İsviçreli yazar ve film yönetmeni Güzin Kar'ın çok kültürlülüğün kalbinden kopan romanı “Yardım Et Hüsnü”yü komedyen Hilmi Sözer ile birlikte okuyacak.

--“Söz sırası göçmen çocuklarında”

Göçmen işçilerin oğulları ve kızları “Daughters and Sons of Gastarbeiter” adlı bir inisiyatif kurdu ve kendi yaşadıkları acı tatlı hikâyeleri kaleme alıp yazdıkları öykü, düzyazı, şiir gibi metinleri bizlerle paylaşacaklar

--“Futbol, sadece futbol değildir”

Futbol ile siyasal ve toplumsal katılımın nasıl bir ilgisi var? Bu sorunun yanıtlarını Çarşı taraftar grubundan avukat İnan Kaya ile grubun liderlerinden Cem Çalışkan ve Dortmund Ultra grubunun temsilcileri ile birlikte arıyoruz. Çarşı taraftar grubu özellikle Gezi Protestoları esnasında futbolun nasıl bir mobilizasyon gücüne sahip olduğunu göstermişti.

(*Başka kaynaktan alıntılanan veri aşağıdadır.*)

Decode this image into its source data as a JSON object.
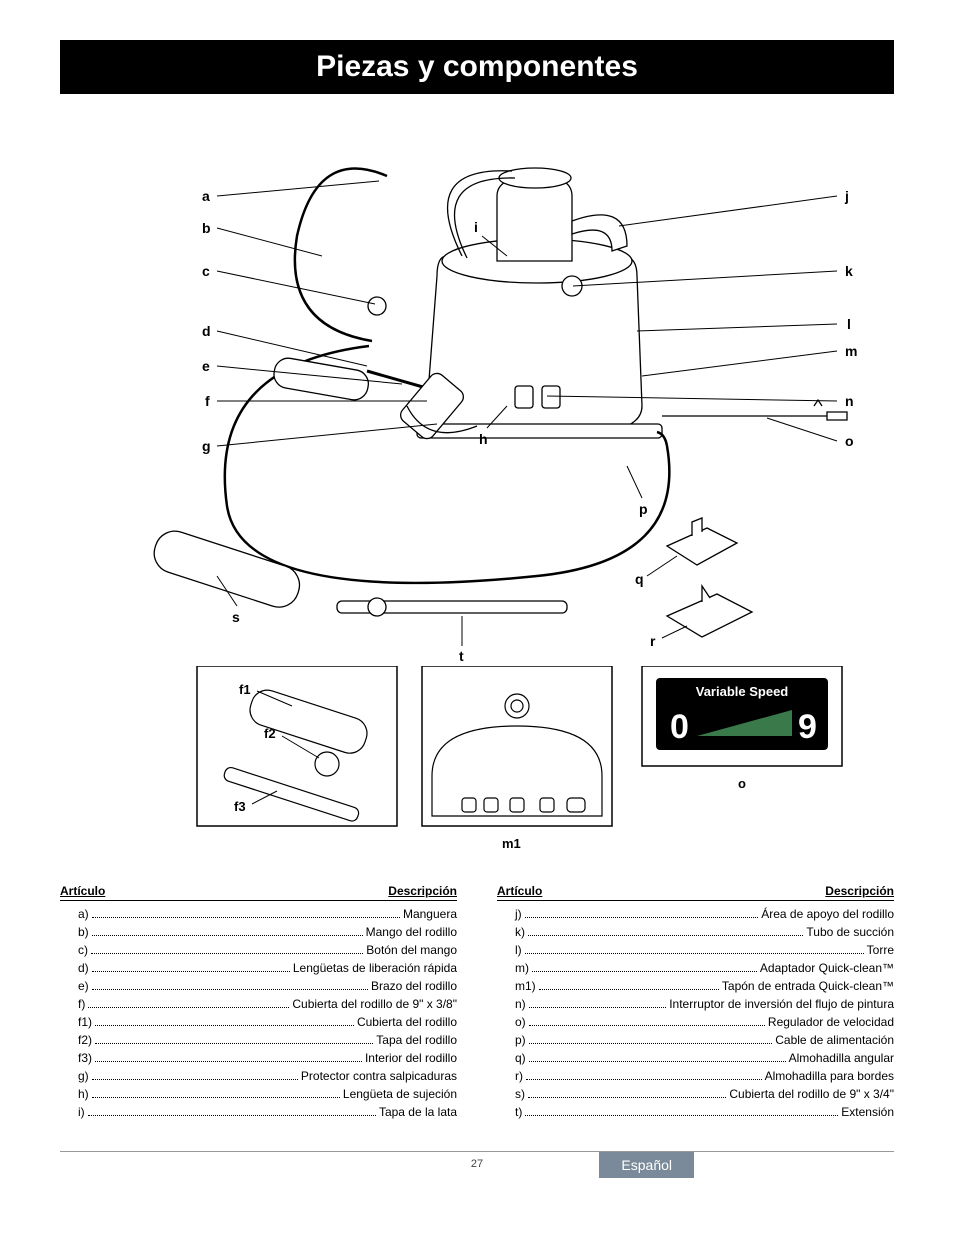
{
  "title": "Piezas y componentes",
  "page_number": "27",
  "language_tab": "Español",
  "diagram": {
    "left_labels": [
      "a",
      "b",
      "c",
      "d",
      "e",
      "f",
      "g"
    ],
    "right_labels": [
      "j",
      "k",
      "l",
      "m",
      "n",
      "o"
    ],
    "inner_labels": {
      "i": "i",
      "h": "h"
    },
    "bottom_labels": {
      "p": "p",
      "q": "q",
      "r": "r",
      "s": "s",
      "t": "t"
    },
    "detail_labels": {
      "f1": "f1",
      "f2": "f2",
      "f3": "f3",
      "m1": "m1",
      "o": "o"
    },
    "variable_speed": {
      "title": "Variable Speed",
      "min": "0",
      "max": "9"
    },
    "label_font_size": 14,
    "label_font_weight": "bold",
    "line_color": "#000000",
    "line_width": 1.3,
    "bg_color": "#ffffff"
  },
  "parts_table": {
    "header_left": "Artículo",
    "header_right": "Descripción",
    "left_column": [
      {
        "id": "a)",
        "desc": "Manguera"
      },
      {
        "id": "b)",
        "desc": "Mango del rodillo"
      },
      {
        "id": "c)",
        "desc": "Botón del mango"
      },
      {
        "id": "d)",
        "desc": "Lengüetas de liberación rápida"
      },
      {
        "id": "e)",
        "desc": "Brazo del rodillo"
      },
      {
        "id": "f)",
        "desc": "Cubierta del rodillo de 9\" x 3/8\""
      },
      {
        "id": "f1)",
        "desc": "Cubierta del rodillo"
      },
      {
        "id": "f2)",
        "desc": "Tapa del rodillo"
      },
      {
        "id": "f3)",
        "desc": "Interior del rodillo"
      },
      {
        "id": "g)",
        "desc": "Protector contra salpicaduras"
      },
      {
        "id": "h)",
        "desc": "Lengüeta de sujeción"
      },
      {
        "id": "i)",
        "desc": "Tapa de la lata"
      }
    ],
    "right_column": [
      {
        "id": "j)",
        "desc": "Área de apoyo del rodillo"
      },
      {
        "id": "k)",
        "desc": "Tubo de succión"
      },
      {
        "id": "l)",
        "desc": "Torre"
      },
      {
        "id": "m)",
        "desc": "Adaptador Quick-clean™"
      },
      {
        "id": "m1)",
        "desc": "Tapón de entrada Quick-clean™"
      },
      {
        "id": "n)",
        "desc": "Interruptor de inversión del flujo de pintura"
      },
      {
        "id": "o)",
        "desc": "Regulador de velocidad"
      },
      {
        "id": "p)",
        "desc": "Cable de alimentación"
      },
      {
        "id": "q)",
        "desc": "Almohadilla angular"
      },
      {
        "id": "r)",
        "desc": "Almohadilla para bordes"
      },
      {
        "id": "s)",
        "desc": "Cubierta del rodillo de 9\" x 3/4\""
      },
      {
        "id": "t)",
        "desc": "Extensión"
      }
    ]
  },
  "colors": {
    "title_bg": "#000000",
    "title_fg": "#ffffff",
    "lang_bg": "#7a8a9a",
    "lang_fg": "#ffffff",
    "text": "#000000"
  }
}
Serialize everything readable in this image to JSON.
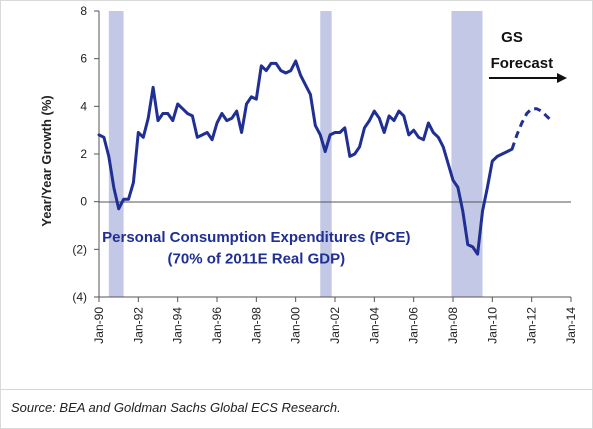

--Deniz Gezmiş’i anlatacaklar

Festivalin kapanışında son dönemde yaptığı haberlerle kendinden hayli söz ettiren ve Türkiye'de güç sahiplerinin hedef tahtasına oturtulan Cumhuriyet Gazetesi Genel Yayın Yönetmeni Can Dündar, Türkiye'deki güncel gelişmeleri değerlendirecek. Dündar, yeni kitabı Abim Deniz ile birlikte özel bir misafiri beraberinde getiriyor: Hamdi Gezmiş. Literatürk'e özel bu etkinlikle, Dündar ve Gezmiş 1972'de idam edilen ve Türk solunun sembolüne dönüşen öğrenci lideri Deniz Gezmiş'e dair anıları içeren kitabı tanıtacaklar.

--“Umut hâlâ var…”

Festival programında bu yıl da her zamanki gibi, okullarda okuma etkinlikleri ve çocuklar ile gençlere yönelik yazım ve kitap projeleri yer buluyor –Geest-Verlag/Vechta ve öğretmen Artur Nickel ile birlikte gerçekleştirilen projenin bu yılki konusu “Beni Umutlandıran Şey.”